Mr Keim, who appeared for the appellants, invited us to conclude that notwithstanding s.1.3,
the provisions of ss.2.18 and 2.19 should not be regarded as an exhaustive prescription of the rights
of those affected or likely to be affected by such matters. In my opinion, however, there is no
sufficient reason to warrant the court's departure from that plain statement of legislative intent, an
expression of intent, moreover, consistent with the detailed nature of the provisions which follow.
Ignoring the provisions of s.1.3 and reserving to the court the power to reconsider the
adequacy, in particular cases, of the procedure otherwise set up by the provisions in ss.2.18 and 2.19,
would necessarily inject considerable uncertainty into the whole process - in circumstances where the
legislature has apparently striven to secure certainty.
In this case, for example, where the only legislative requirement for notice is by newspaper
advertisement, how far could the court embellish that obligation? If notification by letter were to be
required, would it be limited to the registered owners of the directly affected land, or would it extend
to the owners of property which could be affected, but more remotely so? What of the position of
purchasers under uncompleted contracts, in relation, say, to land which would be immediately
affected? If a local government came to know of the existence of such a person, but only after the
statutory period for notification had expired, would a court require late notification, with the arguable
consequence that the whole process should be recommenced? Would a requirement for due notice
extend to revealing to one affected resident points made in the submission of another which might be
considered contrary to the former's interest, so as to permit the former to respond? There is a host of imaginable situations in which it might be suggested that rights not currently prescribed should, in
the interests of fairness, be accorded.
The modern form of the legislation reflects an apparent wish in the legislature to define and
confine the obligation of the local government within practicable bounds. The provisions of s.1.3 do in
my opinion effectively oblige the court in these circumstances to regard that prescription of the obligation
relevant here - as found in the notice requirements of ss.2.18 and 2.19 - as exhaustive of the matters
it purports to cover.
Mr Keim particularly challenged the learned Judge's approach on the basis that it ignored the
process of analysis referred to in Kioa v.
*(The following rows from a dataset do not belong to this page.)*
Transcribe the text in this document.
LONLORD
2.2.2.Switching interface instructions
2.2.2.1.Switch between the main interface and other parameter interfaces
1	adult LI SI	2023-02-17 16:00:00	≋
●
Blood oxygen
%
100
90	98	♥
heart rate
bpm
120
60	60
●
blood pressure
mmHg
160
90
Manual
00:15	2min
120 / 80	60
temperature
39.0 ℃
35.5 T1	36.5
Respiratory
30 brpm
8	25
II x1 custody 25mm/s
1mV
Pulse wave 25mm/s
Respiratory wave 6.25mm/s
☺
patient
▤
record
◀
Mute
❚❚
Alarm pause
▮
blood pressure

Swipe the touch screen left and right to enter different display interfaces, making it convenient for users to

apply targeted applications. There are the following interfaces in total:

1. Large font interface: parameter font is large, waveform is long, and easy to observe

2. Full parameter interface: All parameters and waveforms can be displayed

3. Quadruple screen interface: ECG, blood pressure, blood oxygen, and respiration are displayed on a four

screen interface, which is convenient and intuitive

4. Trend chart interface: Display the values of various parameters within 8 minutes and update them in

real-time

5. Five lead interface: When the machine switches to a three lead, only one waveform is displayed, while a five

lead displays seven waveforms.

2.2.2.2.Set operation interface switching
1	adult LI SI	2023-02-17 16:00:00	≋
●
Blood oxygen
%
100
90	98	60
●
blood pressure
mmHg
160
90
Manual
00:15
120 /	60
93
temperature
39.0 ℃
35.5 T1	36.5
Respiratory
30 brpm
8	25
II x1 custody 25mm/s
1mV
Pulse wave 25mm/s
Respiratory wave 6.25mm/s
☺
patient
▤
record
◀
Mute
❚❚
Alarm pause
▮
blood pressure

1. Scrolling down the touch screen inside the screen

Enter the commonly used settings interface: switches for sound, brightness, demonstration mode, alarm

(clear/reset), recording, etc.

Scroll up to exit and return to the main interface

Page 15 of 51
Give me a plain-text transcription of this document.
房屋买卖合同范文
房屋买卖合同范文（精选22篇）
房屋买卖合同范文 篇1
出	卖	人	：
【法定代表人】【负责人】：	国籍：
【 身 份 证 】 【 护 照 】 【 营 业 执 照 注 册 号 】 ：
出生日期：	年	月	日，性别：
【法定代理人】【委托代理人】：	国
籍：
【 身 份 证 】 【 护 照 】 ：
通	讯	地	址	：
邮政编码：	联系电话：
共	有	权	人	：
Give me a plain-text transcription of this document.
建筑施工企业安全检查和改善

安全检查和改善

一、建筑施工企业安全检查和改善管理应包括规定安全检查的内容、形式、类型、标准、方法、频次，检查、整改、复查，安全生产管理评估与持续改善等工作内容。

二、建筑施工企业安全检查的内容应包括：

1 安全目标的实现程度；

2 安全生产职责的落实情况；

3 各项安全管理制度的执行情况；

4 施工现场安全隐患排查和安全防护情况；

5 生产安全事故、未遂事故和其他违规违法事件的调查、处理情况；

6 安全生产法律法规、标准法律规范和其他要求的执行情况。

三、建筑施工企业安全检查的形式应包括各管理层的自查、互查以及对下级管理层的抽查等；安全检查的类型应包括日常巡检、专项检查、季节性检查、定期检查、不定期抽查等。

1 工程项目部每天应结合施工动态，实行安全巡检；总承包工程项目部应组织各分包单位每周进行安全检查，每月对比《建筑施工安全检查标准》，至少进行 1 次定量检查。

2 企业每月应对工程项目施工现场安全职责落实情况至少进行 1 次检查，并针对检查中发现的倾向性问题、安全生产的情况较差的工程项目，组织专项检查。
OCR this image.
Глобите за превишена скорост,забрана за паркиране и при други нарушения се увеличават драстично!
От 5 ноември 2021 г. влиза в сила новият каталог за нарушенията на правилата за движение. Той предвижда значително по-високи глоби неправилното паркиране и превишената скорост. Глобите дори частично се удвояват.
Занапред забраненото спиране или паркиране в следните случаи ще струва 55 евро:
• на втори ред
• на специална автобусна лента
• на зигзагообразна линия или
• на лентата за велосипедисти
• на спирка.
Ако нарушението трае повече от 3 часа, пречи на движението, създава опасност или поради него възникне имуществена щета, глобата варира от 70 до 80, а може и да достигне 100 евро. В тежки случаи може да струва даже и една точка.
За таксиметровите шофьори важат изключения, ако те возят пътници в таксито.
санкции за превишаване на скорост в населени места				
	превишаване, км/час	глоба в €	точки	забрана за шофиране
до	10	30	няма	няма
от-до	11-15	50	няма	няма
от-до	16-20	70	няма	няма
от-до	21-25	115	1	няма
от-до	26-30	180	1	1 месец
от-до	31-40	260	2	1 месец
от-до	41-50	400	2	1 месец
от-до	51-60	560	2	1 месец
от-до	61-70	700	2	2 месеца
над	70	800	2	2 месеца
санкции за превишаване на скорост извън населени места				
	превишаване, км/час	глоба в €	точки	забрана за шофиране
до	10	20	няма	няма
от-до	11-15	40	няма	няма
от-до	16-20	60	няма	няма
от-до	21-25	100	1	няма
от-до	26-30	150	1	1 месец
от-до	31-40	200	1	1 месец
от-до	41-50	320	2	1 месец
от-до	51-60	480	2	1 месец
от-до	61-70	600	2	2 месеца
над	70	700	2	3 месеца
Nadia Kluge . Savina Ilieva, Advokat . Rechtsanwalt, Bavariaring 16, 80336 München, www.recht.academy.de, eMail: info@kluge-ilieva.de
West (1985) 159 CLR 550, 585. He submitted that while
one must certainly look to the terms of the relevant legislation in order to determine whether or not the
requirements of natural justice have been excluded, one's inquiry should not be so confined when
determining the content of the natural justice obligation. He criticized the Judge's approach as
impermissibly confined merely to the legislation at that second stage. However one reads Kioa, the
learned Judge must be taken to have regarded the legislation, through its clear statement of legislative
intent, as of itself unequivocally prescribing the content of any applicable natural justice or procedural
fairness obligation. Once one acknowledges the force of the legislation in that respect, then because
that feature was itself definitive, regardless of other particular circumstances, his Honour's conclusion
is seen to be unimpeachable.
In my view the learned Judge was plainly correct in the conclusion to which he came. I would
dismiss the appeal and order the appellants to pay the first and second respondents' costs to be taxed.
The third respondent took no active part in the proceedings, preferring to abide the order of the court.
There should be no order as to costs as between the appellants and the third respondent.